Post
Topic
Board Bitcoin Technical Support
Merits 3 from 1 user
Re: Compressed vs. Uncompresed Private Keys
by
Pieter Wuille
on 07/12/2012, 18:45:48 UTC
⭐ Merited by ETFbitcoin (3)
From an EC point of view, you have one private key with one corresponding public key.

The problem is, public keys can be serialized in two ways - compressed (33 bytes) or uncompressed (65 bytes). One is slightly harder to deal with, but as storage space is more critical in Bitcoin, we prefer to use the compressed one. Thus, we now have one private key that corresponds to (from Bitcoin's point of view, as we deal with the serialized versions) two public keys. Each of these public keys has an address (as the hash is calculated from the serialized public key). So, 1 private key, 2 public keys, 2 addresses.
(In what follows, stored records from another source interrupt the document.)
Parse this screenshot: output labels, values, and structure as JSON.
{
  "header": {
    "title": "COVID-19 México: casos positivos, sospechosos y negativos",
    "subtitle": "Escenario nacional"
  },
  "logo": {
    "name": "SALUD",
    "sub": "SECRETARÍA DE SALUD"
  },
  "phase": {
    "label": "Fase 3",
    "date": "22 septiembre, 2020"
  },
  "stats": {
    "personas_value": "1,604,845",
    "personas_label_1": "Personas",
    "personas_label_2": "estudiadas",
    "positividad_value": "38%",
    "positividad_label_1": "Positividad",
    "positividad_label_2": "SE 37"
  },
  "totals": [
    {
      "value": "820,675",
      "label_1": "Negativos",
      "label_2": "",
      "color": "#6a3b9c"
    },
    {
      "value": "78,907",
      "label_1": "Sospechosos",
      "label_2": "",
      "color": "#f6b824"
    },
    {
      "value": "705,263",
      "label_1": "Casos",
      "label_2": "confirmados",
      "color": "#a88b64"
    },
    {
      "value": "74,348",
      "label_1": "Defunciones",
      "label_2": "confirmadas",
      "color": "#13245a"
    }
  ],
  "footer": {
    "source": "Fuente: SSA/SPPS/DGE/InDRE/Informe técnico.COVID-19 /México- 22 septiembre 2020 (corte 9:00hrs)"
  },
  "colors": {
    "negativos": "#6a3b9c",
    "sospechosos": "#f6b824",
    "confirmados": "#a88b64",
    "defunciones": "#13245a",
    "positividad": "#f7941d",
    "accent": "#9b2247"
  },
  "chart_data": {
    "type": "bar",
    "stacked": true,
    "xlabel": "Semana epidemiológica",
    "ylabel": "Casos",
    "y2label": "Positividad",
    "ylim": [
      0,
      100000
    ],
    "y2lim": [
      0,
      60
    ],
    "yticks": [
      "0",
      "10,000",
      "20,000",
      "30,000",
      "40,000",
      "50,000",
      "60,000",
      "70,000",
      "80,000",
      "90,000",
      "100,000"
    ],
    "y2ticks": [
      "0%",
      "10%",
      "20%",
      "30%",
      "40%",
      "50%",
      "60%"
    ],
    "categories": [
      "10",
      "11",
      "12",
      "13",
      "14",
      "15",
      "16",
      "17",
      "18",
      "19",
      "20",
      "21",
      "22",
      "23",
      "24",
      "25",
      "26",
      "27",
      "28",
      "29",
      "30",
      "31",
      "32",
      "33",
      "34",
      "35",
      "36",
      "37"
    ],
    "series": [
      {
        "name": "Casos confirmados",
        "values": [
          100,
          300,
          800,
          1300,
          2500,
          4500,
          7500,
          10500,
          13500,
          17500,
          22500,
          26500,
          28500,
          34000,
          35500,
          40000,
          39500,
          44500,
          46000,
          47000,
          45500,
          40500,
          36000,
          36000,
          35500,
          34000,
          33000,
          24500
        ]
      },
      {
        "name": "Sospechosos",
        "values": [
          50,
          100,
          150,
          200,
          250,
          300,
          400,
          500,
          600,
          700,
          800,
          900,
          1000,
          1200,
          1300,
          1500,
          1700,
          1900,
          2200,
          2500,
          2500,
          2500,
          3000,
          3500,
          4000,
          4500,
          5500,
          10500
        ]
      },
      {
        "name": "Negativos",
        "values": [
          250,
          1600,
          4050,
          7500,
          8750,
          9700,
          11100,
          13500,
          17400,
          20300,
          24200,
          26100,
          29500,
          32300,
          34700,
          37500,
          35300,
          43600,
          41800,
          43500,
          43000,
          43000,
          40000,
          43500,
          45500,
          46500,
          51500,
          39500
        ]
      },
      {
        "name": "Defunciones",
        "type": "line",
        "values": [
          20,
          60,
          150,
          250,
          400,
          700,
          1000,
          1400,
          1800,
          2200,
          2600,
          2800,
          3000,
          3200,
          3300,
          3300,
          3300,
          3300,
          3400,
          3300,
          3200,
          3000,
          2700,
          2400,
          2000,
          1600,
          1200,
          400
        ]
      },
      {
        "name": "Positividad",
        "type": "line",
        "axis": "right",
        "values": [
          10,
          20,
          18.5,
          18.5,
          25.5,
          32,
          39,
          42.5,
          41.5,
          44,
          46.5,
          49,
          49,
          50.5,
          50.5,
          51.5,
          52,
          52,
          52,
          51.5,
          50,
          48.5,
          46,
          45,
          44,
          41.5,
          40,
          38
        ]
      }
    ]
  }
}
So when you want to import a private key, the software has to know which of the public keys (with corresponding address) should be used. The solution is to add a flag bit to the base58 encoding of the private key, notifying the importer whether or not to use the compressed public keys. Typically, these get called compressed and uncompressed private keys - but it's really just a bit saying whether the corresponding public key is compressed or not.

The only reason not to use a compressed public key is that not all software supports it (they were introduced in Bitcoind/Bitcoin-Qt 0.6 only).

@MoonShadow: EC public keys are actually not numbers but a pair of numbers (X and Y coordinate), and the Y coordinate can be calculated from the X coordinate. That is how "compression" works - it's just a somewhat less redundant encoding. Testnet is unrealted to this.